A pre-trial checklist is too late for ADR, says Simon Davis. Simon Davis is a partner in the litigation department at Clifford Chance.

The use of ADR in this country over the past few years has met with some success. The High Court now requires solicitors to certify in a pre-trial checklist that the possibility of ADR has been considered with their clients.

But is this too late to begin looking at ADR?

At this point, substantial legal costs will have been incurred and management energies have been spent; large amounts of court time and personnel have been employed and the trial is just round the corner.

Including a direction relating to ADR in a pre-trial check list will be insufficient on its own to reduce the burdens to clients and the courts.
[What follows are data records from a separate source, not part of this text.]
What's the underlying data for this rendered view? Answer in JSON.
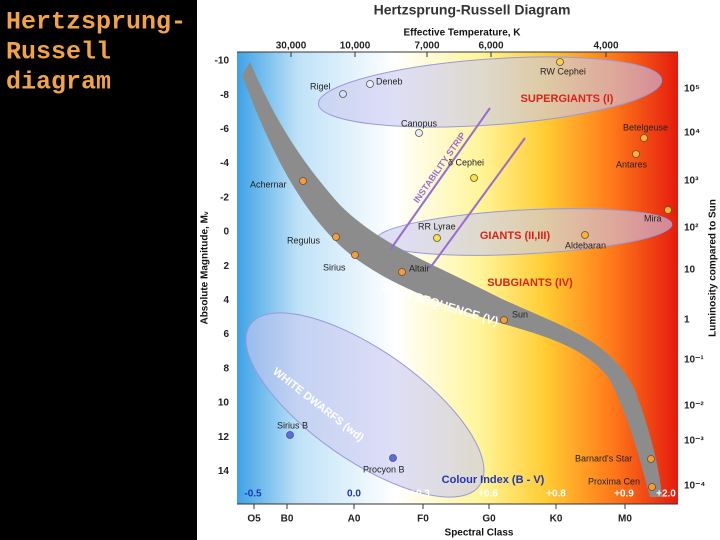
{
  "slide_title": [
    "Hertzsprung-",
    "Russell",
    "diagram"
  ],
  "diagram": {
    "title": "Hertzsprung-Russell Diagram",
    "temperature_title": "Effective Temperature, K",
    "temperature_ticks": [
      "30,000",
      "10,000",
      "7,000",
      "6,000",
      "4,000"
    ],
    "magnitude_title": "Absolute Magnitude, Mᵥ",
    "magnitude_ticks": [
      "-10",
      "-8",
      "-6",
      "-4",
      "-2",
      "0",
      "2",
      "4",
      "6",
      "8",
      "10",
      "12",
      "14"
    ],
    "luminosity_title": "Luminosity compared to Sun",
    "luminosity_ticks": [
      "10⁵",
      "10⁴",
      "10³",
      "10²",
      "10",
      "1",
      "10⁻¹",
      "10⁻²",
      "10⁻³",
      "10⁻⁴"
    ],
    "regions": [
      "SUPERGIANTS (I)",
      "GIANTS (II,III)",
      "SUBGIANTS (IV)",
      "MAIN SEQUENCE (V)",
      "WHITE DWARFS (wd)",
      "INSTABILITY STRIP"
    ],
    "stars": [
      "Rigel",
      "Deneb",
      "Canopus",
      "RW Cephei",
      "Betelgeuse",
      "Antares",
      "δ Cephei",
      "Achernar",
      "Mira",
      "RR Lyrae",
      "Aldebaran",
      "Regulus",
      "Sirius",
      "Altair",
      "Sun",
      "Sirius B",
      "Procyon B",
      "Barnard's Star",
      "Proxima Cen"
    ],
    "colour_index_title": "Colour Index (B - V)",
    "colour_index_ticks": [
      "-0.5",
      "0.0",
      "+0.3",
      "+0.6",
      "+0.8",
      "+0.9",
      "+2.0"
    ],
    "spectral_title": "Spectral Class",
    "spectral_classes": [
      "O5",
      "B0",
      "A0",
      "F0",
      "G0",
      "K0",
      "M0"
    ]
  }
}
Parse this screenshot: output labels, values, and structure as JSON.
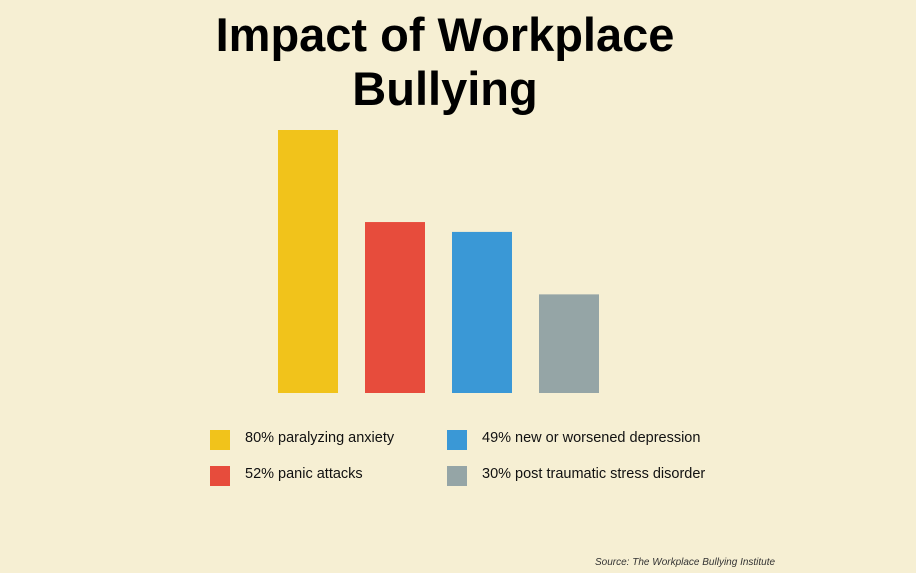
{
  "chart_data": {
    "type": "bar",
    "title": "Impact of Workplace Bullying",
    "categories": [
      "80% paralyzing anxiety",
      "52% panic attacks",
      "49% new or worsened depression",
      "30% post traumatic stress disorder"
    ],
    "values": [
      80,
      52,
      49,
      30
    ],
    "colors": [
      "#f1c31b",
      "#e74c3c",
      "#3a98d6",
      "#95a5a6"
    ],
    "source": "Source: The Workplace Bullying Institute"
  }
}
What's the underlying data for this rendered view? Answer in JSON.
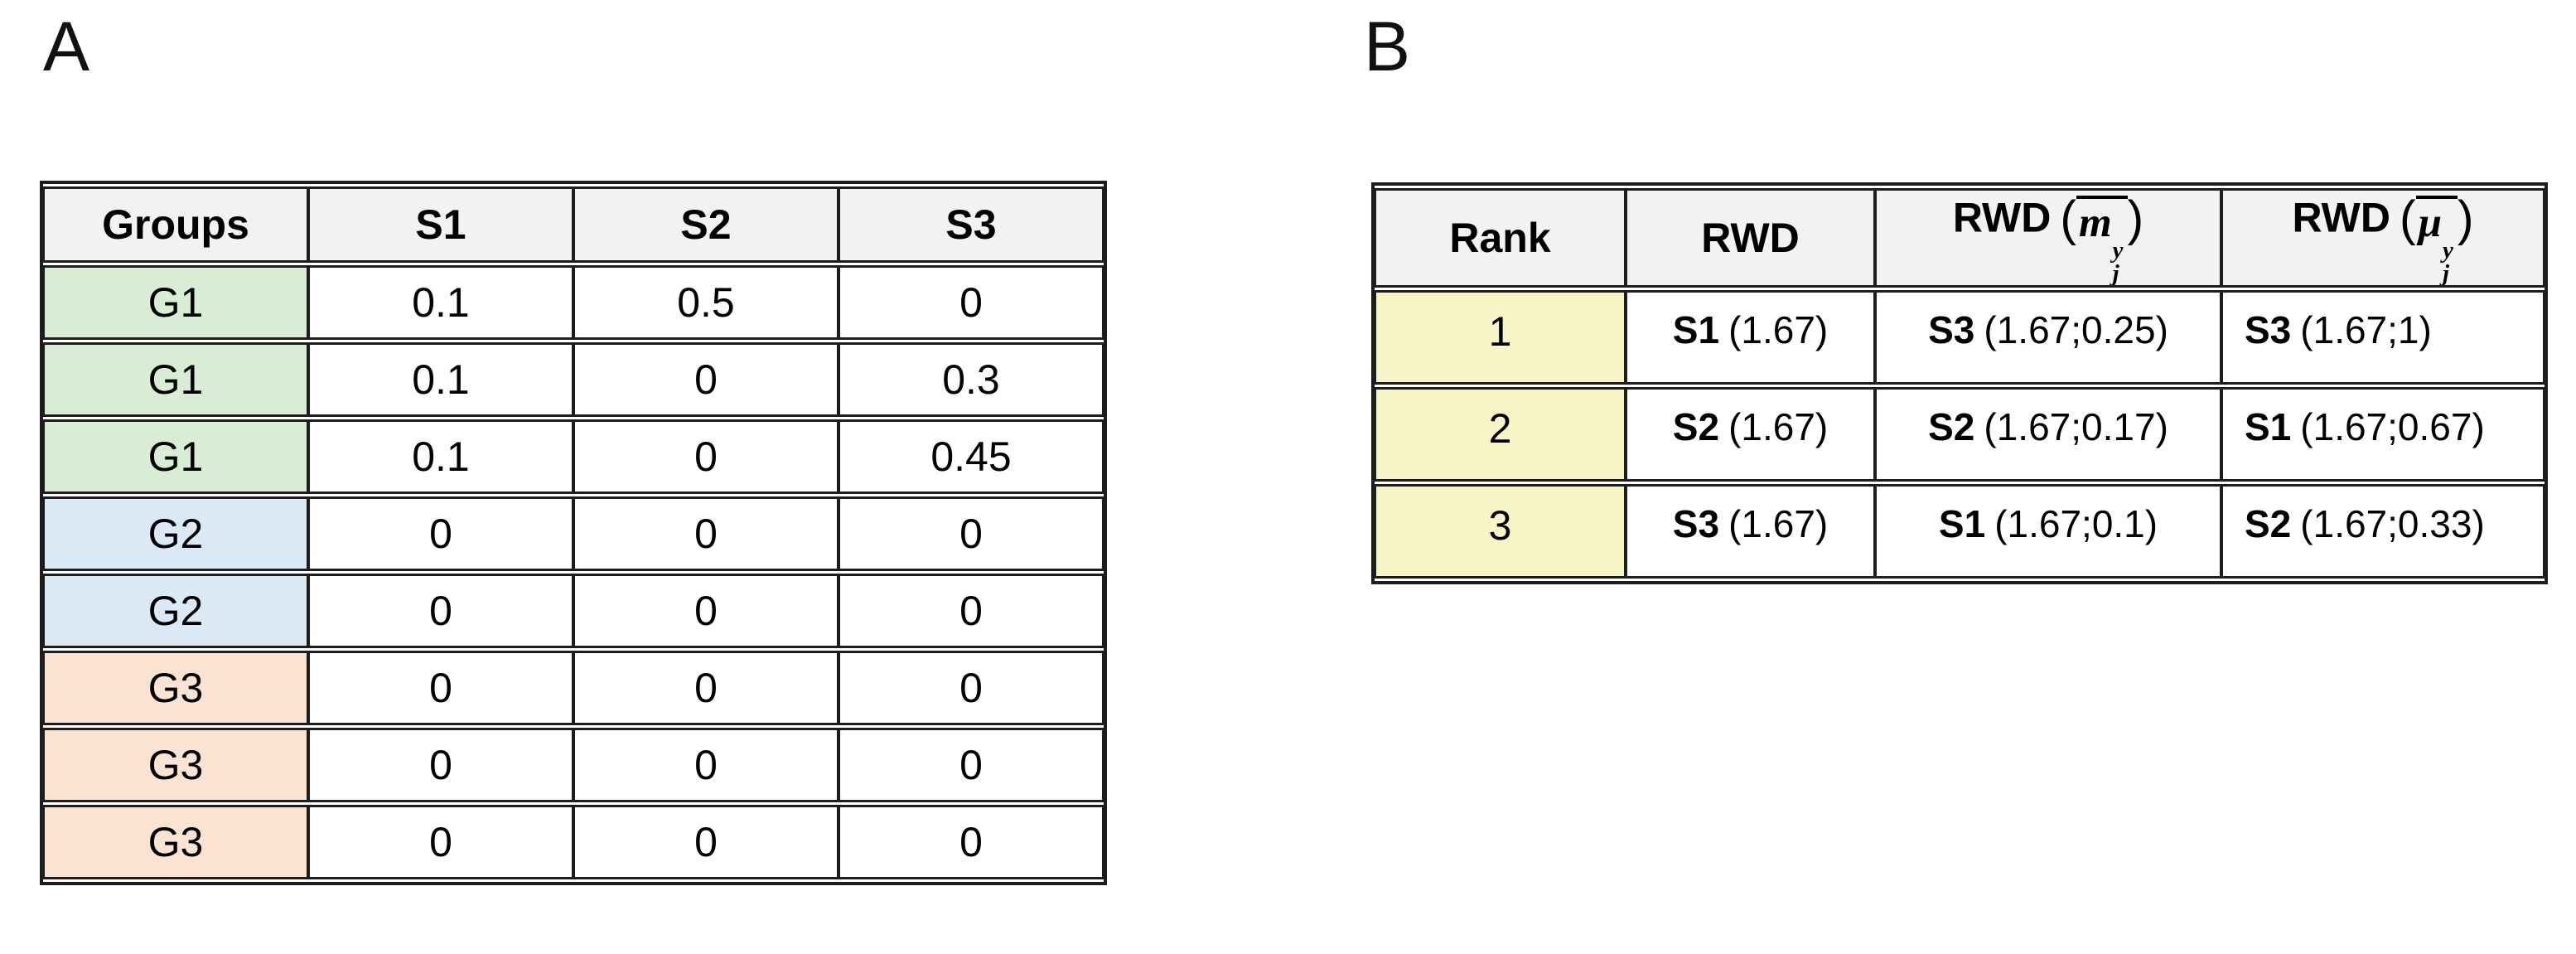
{
  "colors": {
    "header_bg": "#f2f2f2",
    "green": "#d9ecd4",
    "blue": "#dbe8f6",
    "orange": "#fbe3d2",
    "yellow": "#f7f5c6",
    "border": "#1d1d1d"
  },
  "panel_a": {
    "label": "A",
    "table": {
      "headers": [
        "Groups",
        "S1",
        "S2",
        "S3"
      ],
      "rows": [
        {
          "group": "G1",
          "color": "green",
          "values": [
            "0.1",
            "0.5",
            "0"
          ]
        },
        {
          "group": "G1",
          "color": "green",
          "values": [
            "0.1",
            "0",
            "0.3"
          ]
        },
        {
          "group": "G1",
          "color": "green",
          "values": [
            "0.1",
            "0",
            "0.45"
          ]
        },
        {
          "group": "G2",
          "color": "blue",
          "values": [
            "0",
            "0",
            "0"
          ]
        },
        {
          "group": "G2",
          "color": "blue",
          "values": [
            "0",
            "0",
            "0"
          ]
        },
        {
          "group": "G3",
          "color": "orange",
          "values": [
            "0",
            "0",
            "0"
          ]
        },
        {
          "group": "G3",
          "color": "orange",
          "values": [
            "0",
            "0",
            "0"
          ]
        },
        {
          "group": "G3",
          "color": "orange",
          "values": [
            "0",
            "0",
            "0"
          ]
        }
      ]
    }
  },
  "panel_b": {
    "label": "B",
    "table": {
      "headers": {
        "rank": "Rank",
        "rwd": "RWD",
        "rwd_m": {
          "prefix": "RWD",
          "open": "(",
          "symbol": "m",
          "sup": "y",
          "sub": "j",
          "close": ")"
        },
        "rwd_mu": {
          "prefix": "RWD",
          "open": "(",
          "symbol": "μ",
          "sup": "y",
          "sub": "j",
          "close": ")"
        }
      },
      "rows": [
        {
          "rank": "1",
          "cells": [
            {
              "name": "S1",
              "value": "(1.67)"
            },
            {
              "name": "S3",
              "value": "(1.67;0.25)"
            },
            {
              "name": "S3",
              "value": "(1.67;1)"
            }
          ]
        },
        {
          "rank": "2",
          "cells": [
            {
              "name": "S2",
              "value": "(1.67)"
            },
            {
              "name": "S2",
              "value": "(1.67;0.17)"
            },
            {
              "name": "S1",
              "value": "(1.67;0.67)"
            }
          ]
        },
        {
          "rank": "3",
          "cells": [
            {
              "name": "S3",
              "value": "(1.67)"
            },
            {
              "name": "S1",
              "value": "(1.67;0.1)"
            },
            {
              "name": "S2",
              "value": "(1.67;0.33)"
            }
          ]
        }
      ]
    }
  }
}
Lord Justice Woolf in his interim report wants judges to be more interventionist. Woolf's direction does not go far enough. Judges should do more than just intervene to see that a case runs smoothly.

Approximately 90 per cent of cases settle without a trial. With this figure in mind part of the role of the case managing judge should be to encourage settlement at early stages in the litigation process, not just shortly before trial.

I am not suggesting that judges should highlight the strengths and weaknesses in parties' cases in open court or even in chambers. This would compromise their vital neutrality. But concerns about neutrality should not require judges to close their eyes to the possibility of an early settlement.

The issue of settlement, including the possibility of ADR, should be raised by the judge at the earliest possible stage, even in the first case conference. If as Lord Justice Woolf envisages, the clients are present, the judge can ensure that the nettle of settlement is grasped firmly at the outset of the litigation process.

Having the question of settlement/ADR raised by the judge eliminates the problems of settlement overtures by one side being regarded as a weakness and might prevent cases progressing unnecessarily far down the trial path.